The sector has shown tremendous growth in recent years, increasing pressure on OPEC as supplies expand faster than demand.
But there are signs that shale oil growth may slow or ultimately reverse in 2020. Small, independent firms that still dominate the sector are finding it increasingly difficult to raise money and are struggling to generate a continuous positive free cash flow.
According to estimates by research firm Rystad Energy, shale oil investment has fallen 6 percent this year to $ 129 billion and expects a further 11 percent drop in 2020, although it still expects production to increase slightly.
Chris Midgley, "S & P Global Platts" S & P Global Platts, believes that "oil shale activity the US is slowing while drilling companies retain focus on the discipline of capital."
Second, demand growth slowed. The oil trump card may be the power of the global economy. Demand for oil struggled in 2019 due to the threat of a trade war between the United States and China to hinder a decade-old economic expansion. But it is still expanding, and averaging nearly 100 million barrels per day for the first time, but analysts expect an annual growth rate of less than 1 percent for the first time since the price collapse in 2014.
Stephen Brinok said, an analyst at "B in the M Oil Associates," PVM Oil Associates: "image of oil demand for next year, and to a large extent price expectations depend on global economic growth and recovery."
Third, OPEC and its allies. OPEC and its allies, such as Russia, have been on the defensive against US shale oil since 2016, and at the beginning of December cut production in an attempt to prevent the market from being overshadowed by new supplies in the first half of next year. And it managed to support prices relatively close to $ 60 a barrel.
The expectations of OPEC analysts indicate that the market in the next year will be relatively balanced, at least if the organization maintains the cuts, and this suggests that the balance in supply and demand will be accurate in the second half of the year, compared to the first half, especially if shale oil production slows in United State.
"OPEC" expects that the demand for crude oil from the Organization's countries will be about 29.6 million barrels per day in the next year, which corresponds roughly to what the recent cuts indicate is the quantity that will be pumped, with a lot of Iranian and Venezuelan oil leaving the market due to the US sanctions.
Analysts said, "Goldman Sachs": "By focusing on short-term physical imbalances, the OPEC allies are targeting the narrow physical markets."
Fourth, the presidential elections in the United States. For the oil market, the 2020 US presidential election is actually about one man: Donald Trump
The Supreme Leader of Twitter made low oil prices a key part of his economic plan for voters, and in the past, he was not careful about launching large-scale attacks through his Twitter tweets against OPEC, if he believed the group allowed prices to rise above the limit.

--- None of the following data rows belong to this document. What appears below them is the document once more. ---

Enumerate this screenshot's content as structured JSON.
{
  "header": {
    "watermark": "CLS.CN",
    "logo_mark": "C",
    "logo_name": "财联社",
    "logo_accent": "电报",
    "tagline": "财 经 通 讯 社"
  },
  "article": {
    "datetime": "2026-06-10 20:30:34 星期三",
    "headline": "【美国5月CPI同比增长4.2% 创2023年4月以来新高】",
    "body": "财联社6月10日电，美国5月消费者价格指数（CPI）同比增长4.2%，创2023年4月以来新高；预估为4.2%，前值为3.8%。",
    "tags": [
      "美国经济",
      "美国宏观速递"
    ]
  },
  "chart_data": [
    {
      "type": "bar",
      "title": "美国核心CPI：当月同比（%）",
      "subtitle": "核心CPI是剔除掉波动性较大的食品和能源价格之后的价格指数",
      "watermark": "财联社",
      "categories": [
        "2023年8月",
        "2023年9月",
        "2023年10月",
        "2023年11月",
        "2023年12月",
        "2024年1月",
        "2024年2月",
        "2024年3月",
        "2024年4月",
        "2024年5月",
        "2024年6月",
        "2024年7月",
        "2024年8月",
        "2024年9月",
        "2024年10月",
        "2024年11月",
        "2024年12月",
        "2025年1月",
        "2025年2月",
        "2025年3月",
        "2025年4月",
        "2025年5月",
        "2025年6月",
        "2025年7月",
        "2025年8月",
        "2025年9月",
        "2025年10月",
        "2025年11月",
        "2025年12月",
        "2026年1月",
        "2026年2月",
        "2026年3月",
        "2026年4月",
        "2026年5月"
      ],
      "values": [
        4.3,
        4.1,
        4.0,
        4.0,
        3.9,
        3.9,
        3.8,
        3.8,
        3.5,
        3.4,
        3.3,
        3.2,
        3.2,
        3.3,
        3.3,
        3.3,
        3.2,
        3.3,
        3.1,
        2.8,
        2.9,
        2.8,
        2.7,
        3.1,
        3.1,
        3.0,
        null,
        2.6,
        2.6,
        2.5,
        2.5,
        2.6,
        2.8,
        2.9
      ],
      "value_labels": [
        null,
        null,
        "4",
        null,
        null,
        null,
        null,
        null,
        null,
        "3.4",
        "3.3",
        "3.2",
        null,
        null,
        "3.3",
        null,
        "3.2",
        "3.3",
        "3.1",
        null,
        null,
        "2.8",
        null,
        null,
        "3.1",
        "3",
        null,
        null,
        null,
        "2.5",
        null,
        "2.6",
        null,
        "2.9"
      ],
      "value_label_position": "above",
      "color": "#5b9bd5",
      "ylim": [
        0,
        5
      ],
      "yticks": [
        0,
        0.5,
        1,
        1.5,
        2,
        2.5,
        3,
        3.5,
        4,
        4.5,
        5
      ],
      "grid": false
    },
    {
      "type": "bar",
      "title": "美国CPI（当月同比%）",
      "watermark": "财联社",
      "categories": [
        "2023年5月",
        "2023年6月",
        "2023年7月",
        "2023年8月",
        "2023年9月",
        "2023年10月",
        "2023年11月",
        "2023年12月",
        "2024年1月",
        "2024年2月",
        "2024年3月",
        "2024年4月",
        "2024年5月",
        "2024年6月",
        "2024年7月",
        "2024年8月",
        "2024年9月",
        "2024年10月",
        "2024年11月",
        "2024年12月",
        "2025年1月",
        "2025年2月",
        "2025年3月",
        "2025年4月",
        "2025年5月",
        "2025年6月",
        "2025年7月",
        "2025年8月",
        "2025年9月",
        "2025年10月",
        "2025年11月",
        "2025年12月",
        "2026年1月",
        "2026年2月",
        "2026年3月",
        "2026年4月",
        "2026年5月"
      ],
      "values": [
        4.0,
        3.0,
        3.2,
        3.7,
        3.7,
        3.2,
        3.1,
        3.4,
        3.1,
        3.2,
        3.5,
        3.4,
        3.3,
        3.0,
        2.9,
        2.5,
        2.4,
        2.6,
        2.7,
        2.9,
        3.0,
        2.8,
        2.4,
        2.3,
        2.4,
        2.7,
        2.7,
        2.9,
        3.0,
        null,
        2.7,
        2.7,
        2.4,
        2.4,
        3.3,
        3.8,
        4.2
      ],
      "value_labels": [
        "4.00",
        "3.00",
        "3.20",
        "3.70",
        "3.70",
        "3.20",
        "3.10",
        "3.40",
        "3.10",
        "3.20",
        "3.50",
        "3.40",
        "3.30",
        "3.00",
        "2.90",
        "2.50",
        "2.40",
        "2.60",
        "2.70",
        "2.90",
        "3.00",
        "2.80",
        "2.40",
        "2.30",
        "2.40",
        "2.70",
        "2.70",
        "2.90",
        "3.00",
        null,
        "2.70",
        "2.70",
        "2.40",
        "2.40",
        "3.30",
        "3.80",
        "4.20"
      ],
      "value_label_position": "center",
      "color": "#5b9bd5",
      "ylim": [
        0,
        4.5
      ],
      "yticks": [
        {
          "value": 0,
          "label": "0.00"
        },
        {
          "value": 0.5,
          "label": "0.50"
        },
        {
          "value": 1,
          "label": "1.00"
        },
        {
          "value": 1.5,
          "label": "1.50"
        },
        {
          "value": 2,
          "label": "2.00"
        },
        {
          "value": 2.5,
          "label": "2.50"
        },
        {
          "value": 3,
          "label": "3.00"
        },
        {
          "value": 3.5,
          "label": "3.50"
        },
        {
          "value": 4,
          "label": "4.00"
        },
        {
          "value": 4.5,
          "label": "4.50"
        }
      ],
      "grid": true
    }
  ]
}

Fifth, the environment. This was the year when investors began, at least in the developed world, to behave seriously about climate change.
For the largest European oil-producing companies, this prompts them to try to find cleaner business lines and serious thinking in the future. The fear is that banks may start treating them like coal mines, which involves restricting access to capital.
With their stock prices suffering, despite paying abundant stock dividends, expectations are growing that large oil companies may need to accelerate the energy transition. Will 2020 be that year?
Expectations that environmental trends will gain more momentum spread throughout the industry, and some analysts expect that the third decade of the Millennium may be the decade in which oil consumption finally reaches its peak.